サヨ

リトル・ガールのサヨのレビュー・感想・評価

リトル・ガール(2020年製作の映画)
3.9

サシャとサシャを取り巻く家族のドキュメンタリー。ドキュメンタリーだからこそ、サシャを取り巻く環境や人々の意識が劇的に変わることない。
サシャが好きな服を着て、好きなペンケースで学校に通うという一見簡単そうな問題も学校との進まない協議、周りへの理解への促進、カウンセリングの中で長い時間をかけて闘った末に勝ち取ったサシャの当たり前にある権利。

シーンの合間に挟まれていた印象的なサシャのバレエの練習風景のシーン。サシャが男として扱われながらも好きなバレエを続けているけれど、サシャは踊りを踊る時も周りの様子を伺いながら、隣の女の子の真似をしている。自信がなさそうなサシャ。
 結局バレエをやめることになり、自分の庭でひとり踊るラストシーンではサシャがあまりにも美しくバレエを踊るから、バレエ教室との違いとサシャの秘めたる才能に吃驚した。ピンクの好きな服を着て、スカートを履き大好きな蝶々を背中につけて踊るサシャのありのままで生きる姿の美しさよ。
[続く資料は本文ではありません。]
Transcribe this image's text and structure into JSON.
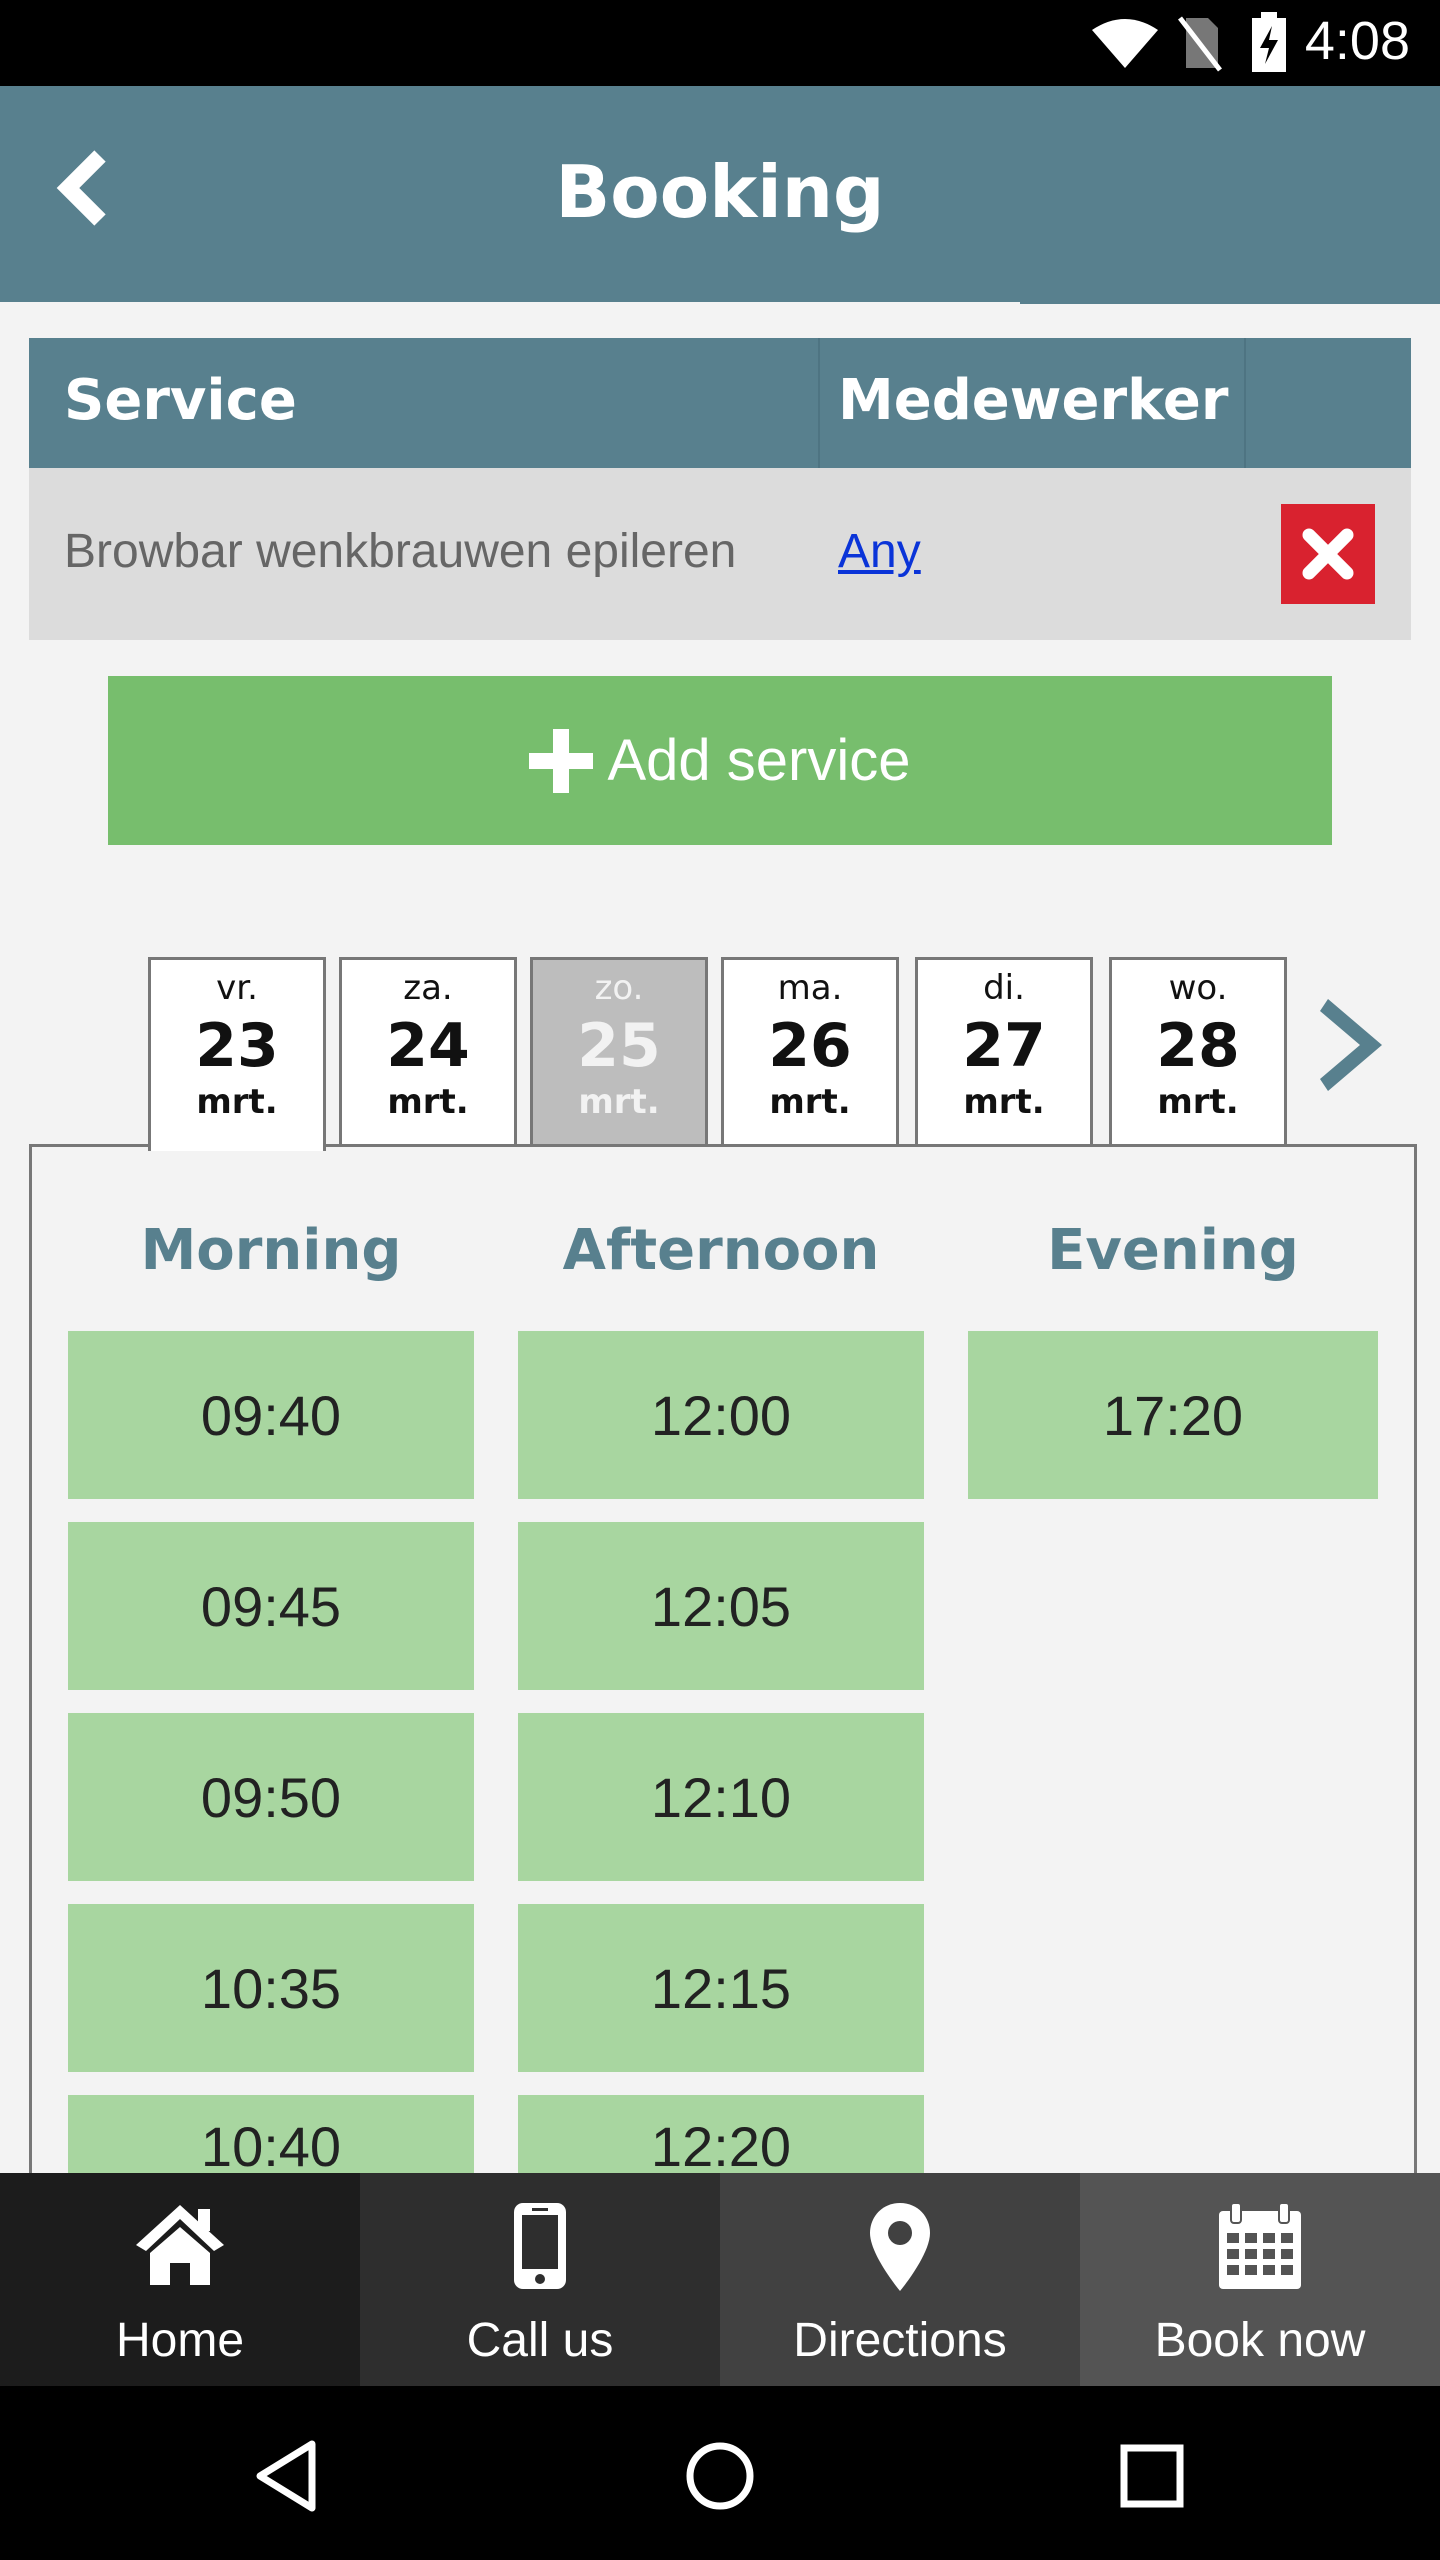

サシャが普通に生きること、性別違和という本人のジェンダーアイデンティティの違和感を他人に晒さずとも生きられる社会になるのはまだ遠い未来だ。それでも私たちが意識を変えて、だれもが普通に望む生活を寛容に受けいれられる社会になるまで私自身も知ることを辞めずにいようと思いました。